Mnangagwa says Zimbabwe should re-examine how it calculates inflation and rates GDP

Mnangagwa says Zimbabwe should re-examine how it calculates inflation and rates GDP

The rains have favoured us. This, alongside the extensive climate-proofing measures we have adopted as an agriculture-led economy, means we are set to have a good season, itself a key factor to our overall growth. The mining and tourism sectors are doing very well, thus making our growth prospects not just good, but also quite sustainable.

Our banking institutions are in fine fettle. Our financial market is growing in depth, with new instruments being brought to bear, and making any surpluses investible. In this regard, the introduction of gold coins has been outstanding.

To date, some 28 000 coins have been sold, raising some $22,2 billion, or US$27,5million. Until now, all this money was either stashed at home, or was wreaking havoc in our economy through illicit parallel market-related activities.

The Zimbabwe Stock Exchange and its sibling, the Victoria Falls Stock Exchange, have to complement each other for the benefit of our whole economy

Month-on-month inflation, which peaked at 30,7 percent in June 2022, decelerated to less than 2,5 percent by end of 2022. The upward trend of inflation has now been checked, with current efforts focusing on bringing it down even much further. The exchange rate has largely stabilised, putting aside temporary instability late last year triggered by payment to our farmers.

That we are on course, and that the outlook is sustainably good, showed by way key relaxation measures and concessions the Governor made to businesses, and to the general public.

That is as it should be. Every gain we make as an economy must translate to a better operating environment for businesses, and to improved welfare thresholds for the generality of our people.

Amidst all this good news, there are issues and concerns which we must continue to keep an eye on, and even address as an economy. First, the more than US$300m positive balance between our foreign exchange receipts and our external payment commitments must continue to be monitored so they do not upset the applecart.

I am aware that over 70 percent of domestic transactions are in US dollars and cash-based. That, in part, explains where this surplus is, and what it is doing in the economy. I urge both the fiscal and monetary authorities to jointly ensure this huge amount remains in lawful circulation and positively used at all times. It should never live and operate in the twilight of national laws and national transactions.

Second, as the Monetary Policy Statement admits, a mere 30 percent of national transactions are reckoned in local currency.

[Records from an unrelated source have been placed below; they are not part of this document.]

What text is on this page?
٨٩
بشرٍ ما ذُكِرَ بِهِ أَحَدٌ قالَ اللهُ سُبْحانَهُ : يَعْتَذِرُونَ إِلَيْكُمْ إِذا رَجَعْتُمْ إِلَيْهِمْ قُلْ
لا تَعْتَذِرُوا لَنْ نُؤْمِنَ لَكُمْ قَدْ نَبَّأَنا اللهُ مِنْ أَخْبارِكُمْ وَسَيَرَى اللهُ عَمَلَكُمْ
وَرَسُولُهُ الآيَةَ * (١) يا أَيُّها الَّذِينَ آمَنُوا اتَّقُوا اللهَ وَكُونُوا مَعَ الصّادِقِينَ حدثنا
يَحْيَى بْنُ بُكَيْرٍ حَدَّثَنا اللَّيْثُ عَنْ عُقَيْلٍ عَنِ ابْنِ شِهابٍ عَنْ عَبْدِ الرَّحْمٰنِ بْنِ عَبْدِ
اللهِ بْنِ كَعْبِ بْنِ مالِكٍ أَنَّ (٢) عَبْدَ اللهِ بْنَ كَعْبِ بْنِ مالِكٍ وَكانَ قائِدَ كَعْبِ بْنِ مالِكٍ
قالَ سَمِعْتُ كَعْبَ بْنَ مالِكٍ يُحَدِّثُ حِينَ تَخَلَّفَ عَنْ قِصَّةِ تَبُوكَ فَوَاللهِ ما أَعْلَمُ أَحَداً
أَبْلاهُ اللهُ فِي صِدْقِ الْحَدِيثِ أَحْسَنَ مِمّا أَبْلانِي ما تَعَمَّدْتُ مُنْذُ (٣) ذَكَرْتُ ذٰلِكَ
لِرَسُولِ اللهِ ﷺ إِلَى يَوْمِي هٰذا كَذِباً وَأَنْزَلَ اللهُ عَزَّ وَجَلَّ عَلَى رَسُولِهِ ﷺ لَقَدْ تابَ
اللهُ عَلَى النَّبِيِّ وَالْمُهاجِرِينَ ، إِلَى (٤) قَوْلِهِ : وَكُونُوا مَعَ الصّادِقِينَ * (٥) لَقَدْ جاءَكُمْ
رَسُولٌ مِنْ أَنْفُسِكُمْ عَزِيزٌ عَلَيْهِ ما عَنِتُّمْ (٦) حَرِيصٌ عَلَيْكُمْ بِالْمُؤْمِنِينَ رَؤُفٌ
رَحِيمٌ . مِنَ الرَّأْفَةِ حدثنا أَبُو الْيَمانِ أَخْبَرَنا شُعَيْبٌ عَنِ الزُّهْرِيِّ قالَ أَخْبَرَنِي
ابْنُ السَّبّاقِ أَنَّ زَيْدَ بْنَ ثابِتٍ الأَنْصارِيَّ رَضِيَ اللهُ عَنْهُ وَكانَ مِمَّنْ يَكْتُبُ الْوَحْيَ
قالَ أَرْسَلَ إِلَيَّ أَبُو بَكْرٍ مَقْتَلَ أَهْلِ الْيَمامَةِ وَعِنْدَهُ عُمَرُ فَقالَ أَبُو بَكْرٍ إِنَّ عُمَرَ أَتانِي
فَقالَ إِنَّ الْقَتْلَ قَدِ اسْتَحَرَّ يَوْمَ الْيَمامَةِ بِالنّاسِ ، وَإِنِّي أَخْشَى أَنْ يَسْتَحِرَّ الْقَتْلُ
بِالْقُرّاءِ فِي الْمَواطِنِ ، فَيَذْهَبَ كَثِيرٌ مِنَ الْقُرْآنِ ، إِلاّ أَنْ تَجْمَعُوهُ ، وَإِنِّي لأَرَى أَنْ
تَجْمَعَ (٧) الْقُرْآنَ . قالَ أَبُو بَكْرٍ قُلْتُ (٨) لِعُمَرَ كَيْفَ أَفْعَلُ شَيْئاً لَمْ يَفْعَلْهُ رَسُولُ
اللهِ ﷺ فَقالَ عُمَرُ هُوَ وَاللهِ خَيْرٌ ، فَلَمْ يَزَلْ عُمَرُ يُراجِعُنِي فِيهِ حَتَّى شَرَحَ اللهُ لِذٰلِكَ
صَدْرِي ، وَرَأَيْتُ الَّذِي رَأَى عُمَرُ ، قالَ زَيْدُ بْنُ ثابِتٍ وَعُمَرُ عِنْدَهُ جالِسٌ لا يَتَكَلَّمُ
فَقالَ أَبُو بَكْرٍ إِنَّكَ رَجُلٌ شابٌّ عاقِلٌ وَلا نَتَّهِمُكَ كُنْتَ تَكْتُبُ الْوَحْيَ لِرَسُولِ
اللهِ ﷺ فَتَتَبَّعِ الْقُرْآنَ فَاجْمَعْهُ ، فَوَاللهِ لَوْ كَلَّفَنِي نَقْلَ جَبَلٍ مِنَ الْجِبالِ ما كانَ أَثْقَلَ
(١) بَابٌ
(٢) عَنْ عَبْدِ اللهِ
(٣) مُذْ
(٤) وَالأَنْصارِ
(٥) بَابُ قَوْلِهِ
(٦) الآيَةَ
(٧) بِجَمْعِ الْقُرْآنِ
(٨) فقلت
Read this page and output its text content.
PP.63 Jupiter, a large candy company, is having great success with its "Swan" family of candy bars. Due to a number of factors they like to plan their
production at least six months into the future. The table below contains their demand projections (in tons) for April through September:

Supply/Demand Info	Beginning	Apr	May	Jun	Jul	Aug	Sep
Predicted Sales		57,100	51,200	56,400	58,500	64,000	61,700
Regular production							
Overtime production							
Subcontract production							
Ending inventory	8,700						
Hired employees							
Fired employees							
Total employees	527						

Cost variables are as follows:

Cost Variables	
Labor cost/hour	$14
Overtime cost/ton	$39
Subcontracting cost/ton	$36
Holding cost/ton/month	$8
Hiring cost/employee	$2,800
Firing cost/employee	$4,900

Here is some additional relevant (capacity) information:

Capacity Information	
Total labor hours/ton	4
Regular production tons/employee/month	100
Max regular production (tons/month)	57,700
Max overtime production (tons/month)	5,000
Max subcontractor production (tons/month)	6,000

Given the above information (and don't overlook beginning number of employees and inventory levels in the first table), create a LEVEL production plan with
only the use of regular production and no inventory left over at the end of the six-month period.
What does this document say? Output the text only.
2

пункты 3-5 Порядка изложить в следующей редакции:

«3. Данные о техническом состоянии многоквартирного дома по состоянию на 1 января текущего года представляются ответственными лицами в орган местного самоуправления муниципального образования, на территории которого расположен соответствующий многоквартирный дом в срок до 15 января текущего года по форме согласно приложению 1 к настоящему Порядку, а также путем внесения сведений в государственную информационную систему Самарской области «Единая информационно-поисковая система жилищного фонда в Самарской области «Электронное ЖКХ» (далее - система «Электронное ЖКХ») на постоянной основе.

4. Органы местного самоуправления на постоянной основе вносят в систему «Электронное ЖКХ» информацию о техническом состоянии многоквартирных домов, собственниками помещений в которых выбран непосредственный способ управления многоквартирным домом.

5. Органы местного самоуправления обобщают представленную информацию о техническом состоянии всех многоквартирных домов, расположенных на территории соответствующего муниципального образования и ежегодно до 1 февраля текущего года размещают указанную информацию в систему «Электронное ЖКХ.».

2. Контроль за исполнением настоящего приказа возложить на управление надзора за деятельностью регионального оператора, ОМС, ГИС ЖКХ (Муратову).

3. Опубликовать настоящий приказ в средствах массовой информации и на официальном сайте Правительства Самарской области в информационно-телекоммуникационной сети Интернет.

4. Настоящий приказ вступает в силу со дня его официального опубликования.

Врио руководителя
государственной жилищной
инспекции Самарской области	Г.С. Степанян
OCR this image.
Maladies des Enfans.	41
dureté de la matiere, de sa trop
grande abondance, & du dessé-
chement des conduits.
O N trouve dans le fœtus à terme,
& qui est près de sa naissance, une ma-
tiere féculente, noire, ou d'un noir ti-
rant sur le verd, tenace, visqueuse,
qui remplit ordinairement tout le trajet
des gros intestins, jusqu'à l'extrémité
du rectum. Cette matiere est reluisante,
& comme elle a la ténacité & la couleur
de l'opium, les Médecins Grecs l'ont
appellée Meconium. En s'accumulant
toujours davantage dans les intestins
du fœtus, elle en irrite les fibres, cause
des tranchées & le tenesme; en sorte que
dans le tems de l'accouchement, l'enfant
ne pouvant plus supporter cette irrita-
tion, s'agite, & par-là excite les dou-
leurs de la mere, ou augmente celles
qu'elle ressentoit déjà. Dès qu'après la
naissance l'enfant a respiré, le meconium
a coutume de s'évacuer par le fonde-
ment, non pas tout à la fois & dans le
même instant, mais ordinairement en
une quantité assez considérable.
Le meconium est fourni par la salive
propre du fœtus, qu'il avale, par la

Yet our conceptualisation and reading of inflation tends to be based on this small segment in the total matrix of national economic activity.

This distortion unhelpfully overlooks what happens to 70 percent of transactions in the economy, all of them done in United States dollars!

I urge both our fiscal and monetary authorities to re-imagine this one critical area so we do not continue to stoke up negative expectations on inflation, which are not justified by realities of transaction in the economy.

Would a blended reading of inflation not be far better and representative in guiding the whole economy, behaviours and expectations around our economy?